Au moment où certains de nos cinéastes continuent à rabâcher les mêmes images et les mêmes faux soucis, et au moment où nos jeunes, armés de beaucoup de bonne volonté, croyant apporter un nouveau souffle à notre cinéma, se trouvent, on ne sait par quel pouvoir, endigués dans le même marécage que leurs aînés, Hichem Ben Ammar choisit de plonger au fond de la réalité pour interroger ses paradoxes, mais surtout pour dégager ce qu’elle contient comme poésie et comme sagesse.
Il les fait parler avec beaucoup de subtilité de leurs croyances, de leurs peurs, de leurs angoisses, de leurs joies…Ils parlent de leur pauvreté sans complexe et de leur richesse particulière avec beaucoup de fierté et de générosité.
Ô ! Capitaine des mers n’est pas un discours sur une réalité ; c’est une réalité reconstituée au rythme des images.
Les récits que racontent les marins viennent donner de l’épaisseur et de la profondeur au film.
La naïveté de ces gens simples, s’exprimant devant la caméra comme devant un confident, se transforme en des propos d’une grande sagesse. Plus qu’un commentaire des images, les propos sont à lire au second degré. C’est là que nous accédons aux références sociologiques, aux données économiques et politiques.
C’est là surtout que nous goûtons aux délices d’une imagerie populaire sans que le regard que l’on porte dessus ne glisse dans le folklorisme plat et stupide, ni dans l’intellectualisme artificiel et foncièrement faux. Le réalisateur ne greffe pas un discours de quelque ordre qu’il soit.

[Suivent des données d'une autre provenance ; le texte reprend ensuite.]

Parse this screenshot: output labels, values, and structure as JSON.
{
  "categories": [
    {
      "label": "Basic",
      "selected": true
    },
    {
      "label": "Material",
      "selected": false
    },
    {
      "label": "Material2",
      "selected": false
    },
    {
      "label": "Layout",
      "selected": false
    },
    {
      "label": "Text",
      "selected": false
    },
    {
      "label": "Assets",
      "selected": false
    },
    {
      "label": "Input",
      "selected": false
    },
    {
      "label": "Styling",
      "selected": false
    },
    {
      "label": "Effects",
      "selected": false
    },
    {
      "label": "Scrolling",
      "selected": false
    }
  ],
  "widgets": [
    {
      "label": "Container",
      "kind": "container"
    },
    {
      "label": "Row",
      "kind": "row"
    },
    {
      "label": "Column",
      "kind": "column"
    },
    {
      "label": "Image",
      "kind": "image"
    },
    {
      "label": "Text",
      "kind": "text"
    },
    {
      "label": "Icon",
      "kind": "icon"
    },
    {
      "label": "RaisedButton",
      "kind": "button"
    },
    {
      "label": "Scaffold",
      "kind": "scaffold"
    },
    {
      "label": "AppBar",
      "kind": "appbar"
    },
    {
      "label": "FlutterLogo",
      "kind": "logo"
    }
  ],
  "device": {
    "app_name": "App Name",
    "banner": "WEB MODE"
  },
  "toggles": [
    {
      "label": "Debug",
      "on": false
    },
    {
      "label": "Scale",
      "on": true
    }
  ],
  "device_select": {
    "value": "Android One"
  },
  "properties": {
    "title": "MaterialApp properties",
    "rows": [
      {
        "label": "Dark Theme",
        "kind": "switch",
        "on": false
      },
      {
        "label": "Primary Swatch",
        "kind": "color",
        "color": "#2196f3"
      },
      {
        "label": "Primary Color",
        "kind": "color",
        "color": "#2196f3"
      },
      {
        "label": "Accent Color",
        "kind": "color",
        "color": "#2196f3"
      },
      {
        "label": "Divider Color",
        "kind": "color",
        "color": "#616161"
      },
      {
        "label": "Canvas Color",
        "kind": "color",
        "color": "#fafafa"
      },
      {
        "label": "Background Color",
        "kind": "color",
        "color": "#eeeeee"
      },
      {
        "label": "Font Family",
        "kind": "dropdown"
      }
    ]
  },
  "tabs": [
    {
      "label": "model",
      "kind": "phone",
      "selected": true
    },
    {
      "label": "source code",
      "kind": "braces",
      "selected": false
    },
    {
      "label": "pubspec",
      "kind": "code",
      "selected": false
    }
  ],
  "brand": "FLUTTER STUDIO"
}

Ses images, comme les barques s’enfonçant dans la mer allant à la chasse de la vie, vont au rythme des vagues et obéissent aux ordres des courants. Comme ces marins au cœur plein de générosité et de bonté, Hichem Ben Ammar aborde ce monde de combat entre la vie et la mort avec beaucoup de modestie et de sollicitude.
Voici enfin un cinéaste tunisien qui ne prétend pas changer l’histoire du cinéma, ni conquérir le monde à force de génie.